Musztarda po obiedzie, czyli pokaż mi swój ostatni posiłek, a powiem ci czy byłeś niewinny

 

Smak tej musztardy bywa wyjątkowo gorzki.

Część czytelników UBW z pewnością pamięta powód, dla którego władze stanu Teksas wprowadziły w 2011 roku przepis, odbierający skazanym na śmierć prawo do ostatniego posiłku. Ci, którzy nie pamiętają lub z jakiegoś powodu ominęła ich ta informacja mogą ją sobie sprawdzić na Facebooku, klikając w link (o ten o, podświetlony), a jak nie chcą klikać to w skrócie chodziło o to, że ze swojego ostatniego posiłku – który mógłby wystarczyć na co najmniej 3 ostatnie posiłki – skazany Lawrence Russell Brewer postanowił zrobić ostatni w życiu żart. Na tej podstawie można wnioskować, że Brewer lubił nie tylko dowcipkować, ale był też winien zarzucanego mu przez prokuratora czynu. Do czego zresztą sam się przyznał, ale wysuwanie wniosków na podstawie korelacji to przecież taka fajna zabawa.

Dwójka badaczy z Uniwersytetu Cornella przeanalizowała ostatnie posiłki 247 skazanych w USA na śmierć w latach 2002-2006, by sprawdzić związek między zawartością talerza a stosunkiem skazanego do przypisywanej mu winy. Albo na odwrót. Kevin Kniffin i Brian Wansink odkryli, że wierzący w swoją niewinność skazańcy zamawiali ostatni posiłek 2,7 raza rzadziej niż ci, którzy zaakceptowali swoją winę. Ponadto „słusznie” skazani prosili o posiłki zawierające 34% kCal więcej niż osoby skazane „omyłkowo” oraz częściej zamawiali produkty znanych marek.

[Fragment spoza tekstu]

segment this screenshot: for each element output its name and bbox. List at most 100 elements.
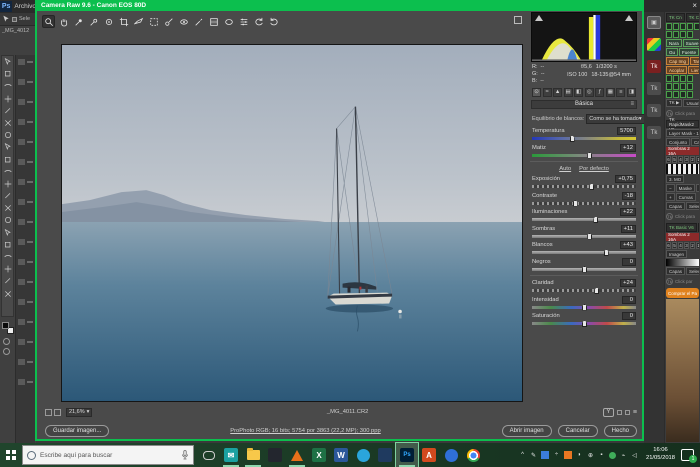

Jeśli wobec tego któryś z Czytelników UBW stanie w obliczu krzesła elektrycznego, to może w ostateczności spróbować ratowania się odmową posiłku. Z drugiej strony istnieje ryzyko pozbawienia się bigosu, tatara, colesława, truskawek, bitej śmietany lub tiramisu, i zapicia Coca-Colą. Ale kto nie ryzykuje, ten nie gra.